In 2020 churches, like every other organization, have leaped into the digital world. Because of COVID-19, there was no “learning curve”, it was more like a “learning rock wall” …straight up and a lot of bruises when you fall! Most ministers I know are exhausted after more than a year trying to find, listen, help, encourage, laugh and cry with their members. Measurements for success in a church are arbitrary metrics, at least difficult to define on an excel spreadsheet.
No one knows for sure what “church” will look like on the other side of the pandemic, but I’m certain it will be different. Between you and me, I think that’s kind of exciting and I look forward to it!
Let’s talk food. What are some of your favorite haunts in Toronto?
I live in one of the most cosmopolitan cities in the world and it offers a gastronomic celebration everyday…if you’re adventurous enough! Honestly, because I live in Toronto it feels like my favorite restaurant haunt changes weekly, but right now it is Drupatis, offering West Indian fare and my personal favorites are called Doubles, small pastry pockets filled with a chickpea filling. Way better than it sounds. You gotta try it!
2020 was a brutal year for me. There are many who are reading this who are hurting. As a minister talk to me about hope, persevering, overcoming evil with good, and staying focused?

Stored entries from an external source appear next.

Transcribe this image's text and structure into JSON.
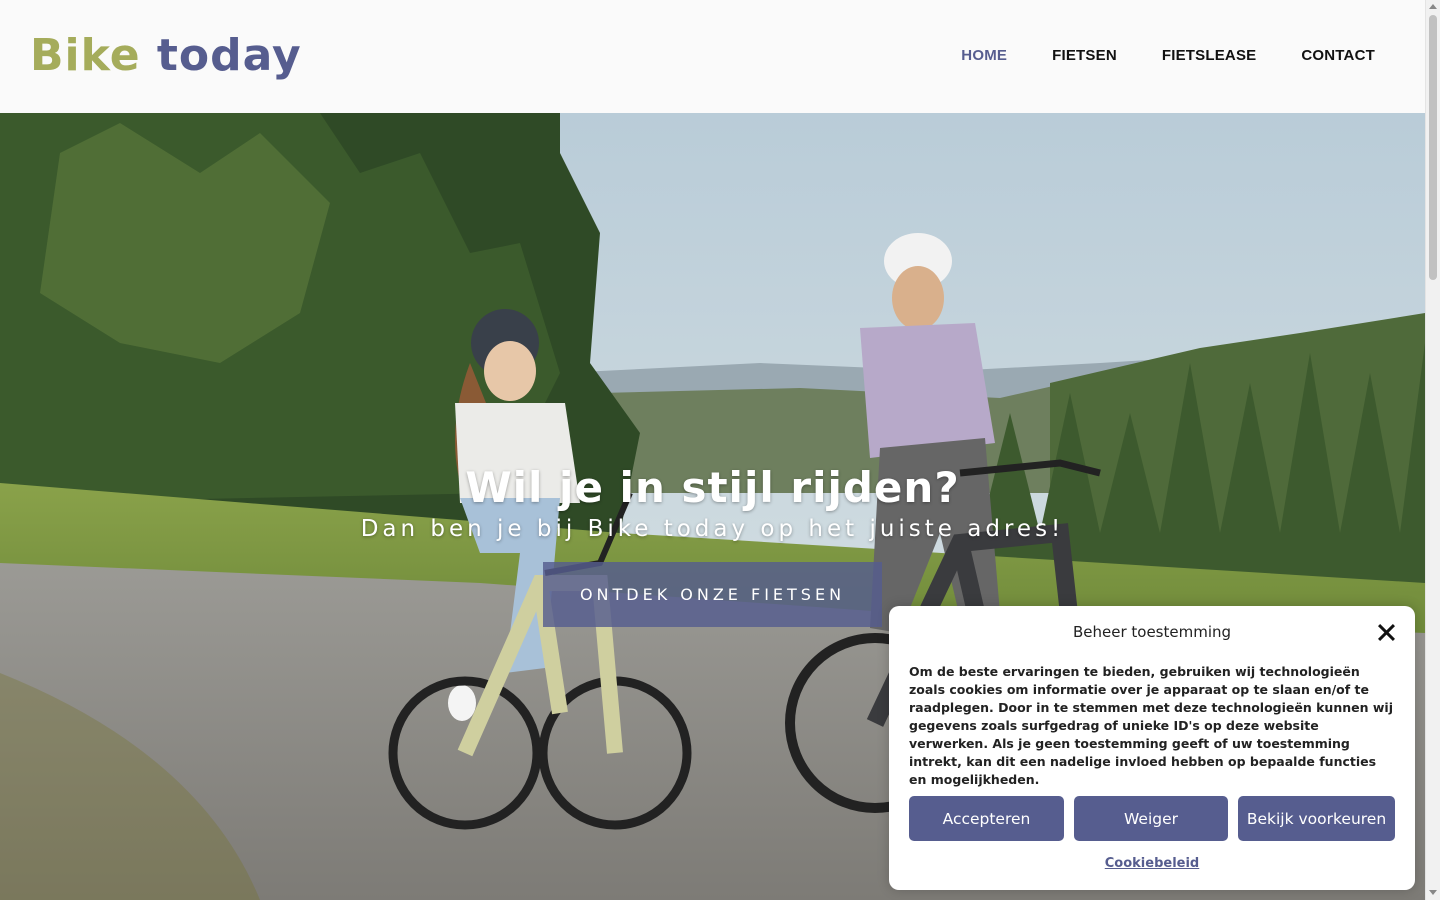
{
  "logo": {
    "word1": "Bike",
    "word2": "today"
  },
  "nav": [
    {
      "label": "HOME",
      "active": true
    },
    {
      "label": "FIETSEN",
      "active": false
    },
    {
      "label": "FIETSLEASE",
      "active": false
    },
    {
      "label": "CONTACT",
      "active": false
    }
  ],
  "hero": {
    "title": "Wil je in stijl rijden?",
    "subtitle": "Dan ben je bij Bike today op het juiste adres!",
    "button": "ONTDEK ONZE FIETSEN"
  },
  "cookie": {
    "title": "Beheer toestemming",
    "text": "Om de beste ervaringen te bieden, gebruiken wij technologieën zoals cookies om informatie over je apparaat op te slaan en/of te raadplegen. Door in te stemmen met deze technologieën kunnen wij gegevens zoals surfgedrag of unieke ID's op deze website verwerken. Als je geen toestemming geeft of uw toestemming intrekt, kan dit een nadelige invloed hebben op bepaalde functies en mogelijkheden.",
    "accept": "Accepteren",
    "deny": "Weiger",
    "preferences": "Bekijk voorkeuren",
    "policy_link": "Cookiebeleid"
  },
  "colors": {
    "brand_green": "#a5ac5b",
    "brand_blue": "#565d8f"
  }
}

There is no denying that 2020 and the beginning of 2021 have been difficult for everyone. The truth is, we don’t even know the entire story yet. I’m sure over the next decade researchers will give us statistics that reveal the massive challenges we all endured in the economy, education, politics, mental health, marriage, parenting, and our physical, emotional, and spiritual well-being. Not to mention that we are literally living out an experiment in real-time regarding the impact of social media and screen-time usage. We are present-day over-comers if we know it or not.
This last year forced Lisa and me to deeply examine how we evaluate the world around us. It was getting too easy to become discouraged, despondent, cynical, and hopeless. So, we asked ourselves why and then we wrote the first chapter of our book and gave it the title “Porch Pirates and Other Thieves”. In short, it is an exploration of the importance of radical optimism and refusing to let life’s outward circumstances steal from the life you can be living.

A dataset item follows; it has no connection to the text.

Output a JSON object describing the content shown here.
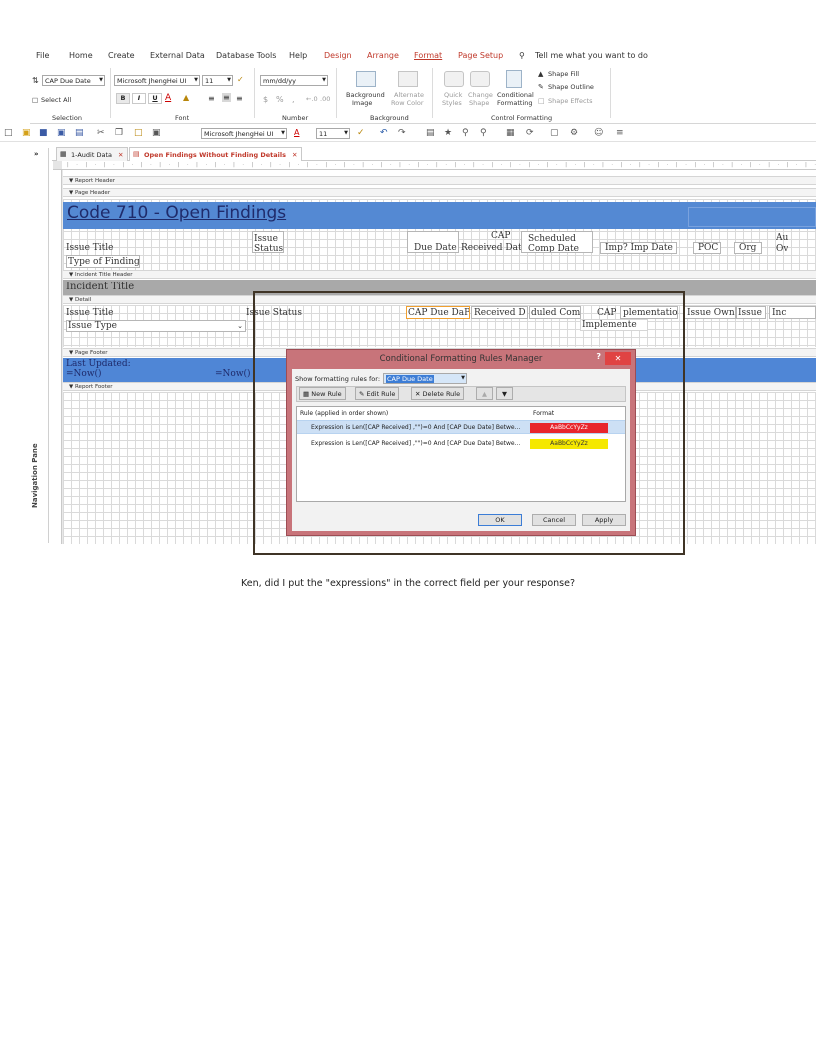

Among the most encouraging ideas is that you play a role in changing the way you think, in fact, you must. It’s not just embracing a disconnected pollyanna view of your life or white-knuckling your way through the difficult times, but it is literally rewiring your brain through neuroplasticity. Every single thought, whether positive or negative makes a lasting connection, so why not make the thoughts good?
As a minister I love the way our society’s ground-breaking brain research is matching some ancient Biblical advice, “whatever is true, whatever is noble, whatever is right, whatever is pure, whatever is lovely, whatever is admirable—if anything is excellent or praiseworthy—think about such things.” – Philippians 4:8
Whatever you do, never forget there’s a lot of good around you. Think about it.